Yukarıdaki metinde geçen ‘şu cemaatler’ tâbiri, insan dışındaki varlıklara işârettir.

‘Reis ve zâbit’ ise, insanı işâret etmektedir. Emîn arkadaş, sersem arkadaşına insanın nasıl bu memleketin reis ve zâbiti olduğunu açıklamaya çalışıyor. Böylesi devâsa bir varlığın dirilmemek üzere toprağın karanlıklarına terk edilemeyeceğini izah ederek Haşrin, yeniden dirilişin zarûrî ve kaçınılmaz olduğunu isbat ediyor.

Bu güzide varlığa bahşedilen organ ve aletlerin bu geçici dünyada tatmin olamıyacağını anlatıyor.

Metinde geçen ‘teçhîzatlar’dan kasıt zahirî ve batınî duygular (on havas ve letâif) dır.

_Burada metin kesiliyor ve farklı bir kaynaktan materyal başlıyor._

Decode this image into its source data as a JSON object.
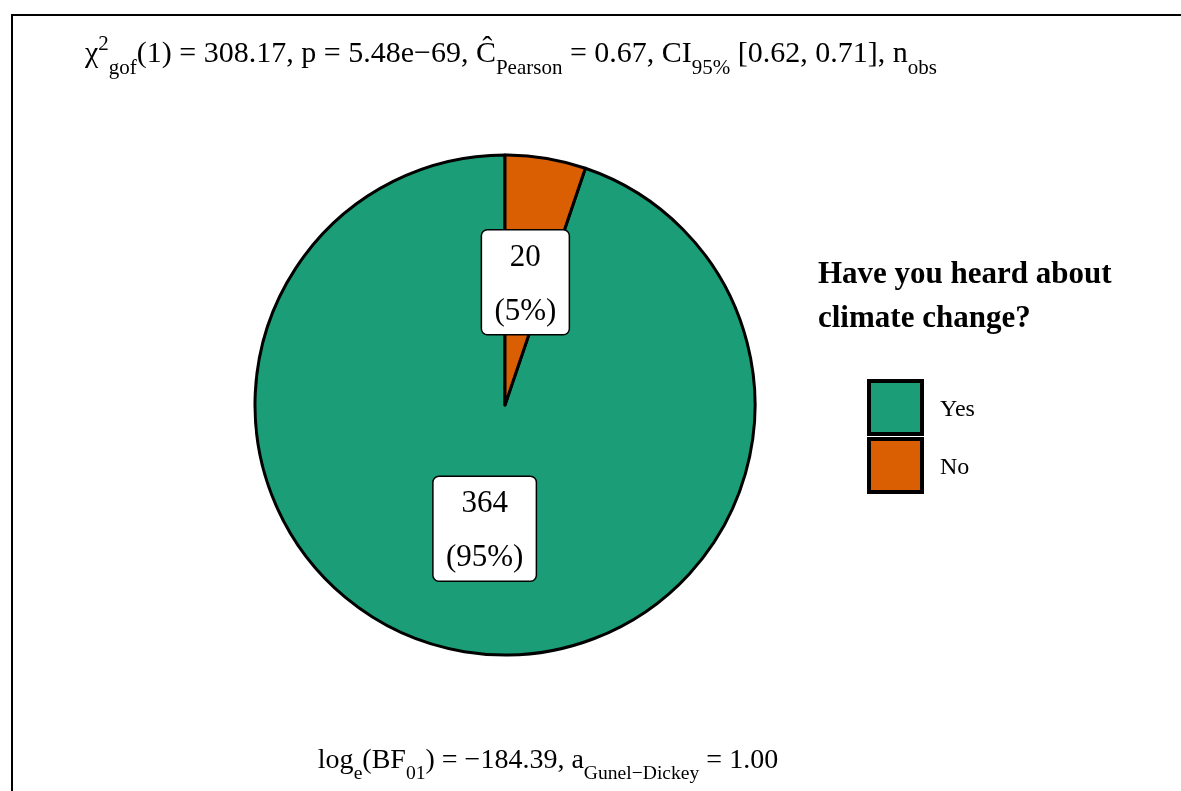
{
  "chart_data": {
    "type": "pie",
    "subtitle": "χ$^{2}$$_{gof}$(1) = 308.17, p = 5.48e−69, Ĉ$_{Pearson}$ = 0.67, CI$_{95%}$ [0.62, 0.71], n$_{obs}$",
    "categories": [
      "Yes",
      "No"
    ],
    "values": [
      364,
      20
    ],
    "colors": [
      "#1b9e77",
      "#d95f02"
    ],
    "value_labels": [
      "364\n(95%)",
      "20\n(5%)"
    ],
    "legend_title": "Have you heard about\nclimate change?",
    "legend": "right",
    "annotations": [
      "log$_{e}$(BF$_{01}$) = −184.39, a$_{Gunel−Dickey}$ = 1.00"
    ]
  }
}
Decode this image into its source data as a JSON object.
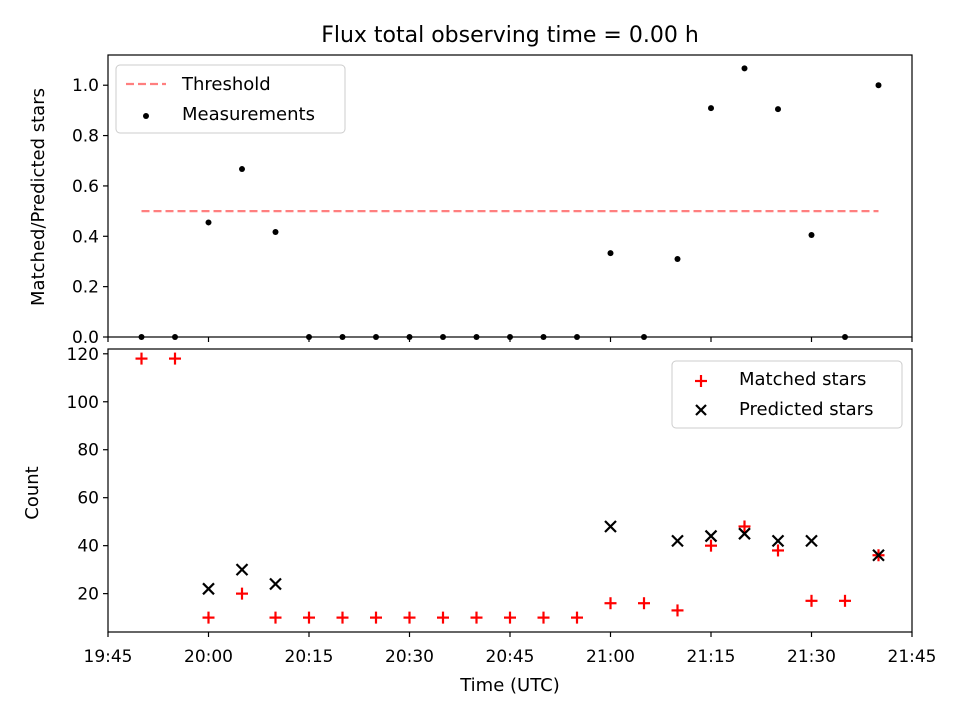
{
  "chart_data": [
    {
      "type": "scatter",
      "title": "Flux total observing time = 0.00 h",
      "xlabel": "",
      "ylabel": "Matched/Predicted stars",
      "xlim": [
        "19:45",
        "21:45"
      ],
      "ylim": [
        0,
        1.12
      ],
      "yticks": [
        "0.0",
        "0.2",
        "0.4",
        "0.6",
        "0.8",
        "1.0"
      ],
      "grid": false,
      "legend": {
        "placement": "top-left",
        "entries": [
          "Threshold",
          "Measurements"
        ]
      },
      "series": [
        {
          "name": "Threshold",
          "style": "dashed-line",
          "color": "#ff7f7f",
          "x": [
            "19:50",
            "21:40"
          ],
          "y": [
            0.5,
            0.5
          ]
        },
        {
          "name": "Measurements",
          "style": "dot",
          "color": "#000000",
          "x": [
            "19:50",
            "19:55",
            "20:00",
            "20:05",
            "20:10",
            "20:15",
            "20:20",
            "20:25",
            "20:30",
            "20:35",
            "20:40",
            "20:45",
            "20:50",
            "20:55",
            "21:00",
            "21:05",
            "21:10",
            "21:15",
            "21:20",
            "21:25",
            "21:30",
            "21:35",
            "21:40"
          ],
          "y": [
            0,
            0,
            0.455,
            0.667,
            0.417,
            0,
            0,
            0,
            0,
            0,
            0,
            0,
            0,
            0,
            0.333,
            0,
            0.31,
            0.909,
            1.067,
            0.905,
            0.405,
            0,
            1.0
          ]
        }
      ]
    },
    {
      "type": "scatter",
      "title": "",
      "xlabel": "Time (UTC)",
      "ylabel": "Count",
      "xlim": [
        "19:45",
        "21:45"
      ],
      "xticks": [
        "19:45",
        "20:00",
        "20:15",
        "20:30",
        "20:45",
        "21:00",
        "21:15",
        "21:30",
        "21:45"
      ],
      "ylim": [
        4,
        122
      ],
      "yticks": [
        "20",
        "40",
        "60",
        "80",
        "100",
        "120"
      ],
      "grid": false,
      "legend": {
        "placement": "top-right",
        "entries": [
          "Matched stars",
          "Predicted stars"
        ]
      },
      "series": [
        {
          "name": "Matched stars",
          "marker": "plus",
          "color": "#ff0000",
          "x": [
            "19:50",
            "19:55",
            "20:00",
            "20:05",
            "20:10",
            "20:15",
            "20:20",
            "20:25",
            "20:30",
            "20:35",
            "20:40",
            "20:45",
            "20:50",
            "20:55",
            "21:00",
            "21:05",
            "21:10",
            "21:15",
            "21:20",
            "21:25",
            "21:30",
            "21:35",
            "21:40"
          ],
          "y": [
            118,
            118,
            10,
            20,
            10,
            10,
            10,
            10,
            10,
            10,
            10,
            10,
            10,
            10,
            16,
            16,
            13,
            40,
            48,
            38,
            17,
            17,
            36
          ]
        },
        {
          "name": "Predicted stars",
          "marker": "x",
          "color": "#000000",
          "x": [
            "20:00",
            "20:05",
            "20:10",
            "21:00",
            "21:10",
            "21:15",
            "21:20",
            "21:25",
            "21:30",
            "21:40"
          ],
          "y": [
            22,
            30,
            24,
            48,
            42,
            44,
            45,
            42,
            42,
            36
          ]
        }
      ]
    }
  ]
}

Acaba insanın vücudundaki bu kadar mükemmel donanım ve o donanımı teşkil eden parçalar, bu geçici dünya için verilmiş olabilir mi?

 ‘şu zâbitin cüzdanı’ndan maksat, on latîfeleri taşıyan kalbe işarettir. ‘defter’ ise, on havas ve hissiyata sahip olan akla işarettir.

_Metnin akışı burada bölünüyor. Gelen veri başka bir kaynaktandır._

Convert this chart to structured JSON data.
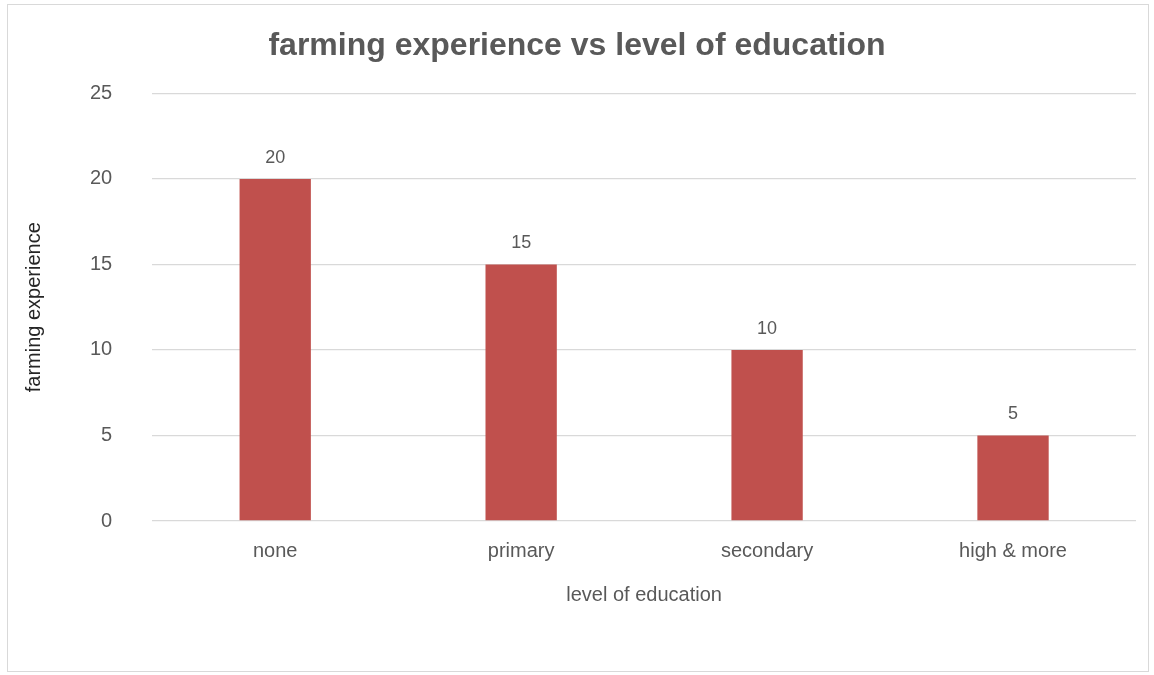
{
  "chart_data": {
    "type": "bar",
    "title": "farming experience vs level of education",
    "xlabel": "level of education",
    "ylabel": "farming experience",
    "categories": [
      "none",
      "primary",
      "secondary",
      "high & more"
    ],
    "series": [
      {
        "color": "#c0504d",
        "values": [
          20,
          15,
          10,
          5
        ]
      }
    ],
    "ylim": [
      0,
      25
    ],
    "yticks": [
      0,
      5,
      10,
      15,
      20,
      25
    ],
    "grid": "y",
    "data_labels": true
  }
}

‘maaş’, âhretteki mükâfat ve ücrete işârettir.

Kalbin taşıdığı on latîfe; kalb, ruh, sır, hâfi, ahfâ, nefis ve dört unsur denilen su, toprak, hava ve güneşten meydana gelen on latîfedir.

Aklın sahip olduğu beş zâhir duygu ve beş bâtın duygudur.

Zâhir olanlar; Görmek, tatmak, işitmek, koklamak ve dokunmaktır.

Bâtınî duygular ise; Hiss-i müşterek, hayal, vâhime, kuvve-i hâfıza, kvve-i müfekkire (kuvve-i mutasarrıfa) dır. Bunlar insanın başında bulunan kuvvelerdir.

İnsan beyninin arka kısmında; ön, arka ve orta kısım olmak üzere ufacık bir yer vardır. Ön ve arka kısımda iki bölüm, orta kısımda ise bir bölüm halinde bulunmaktadır. Ön kısımda; hiss-i müşterek ve hayal bulunmaktadır. Hiss-i müşterek her şeyin fotoğrafını alır. Meselâ, insan korkunç bir varlık gördüğünde, hiss-i müşterek hemen onun fotoğrafını çeker, kuvve-i hayaliyeye gönderir.

Arka bölümde; vâhime ve hâfıza denilen iki havâs vardır. Kuvve-i vâhime, görünen şeylerin anlamını kavrar ve anladığı o şeyleri götürüp kuvve-i hâfızada yerleştirir.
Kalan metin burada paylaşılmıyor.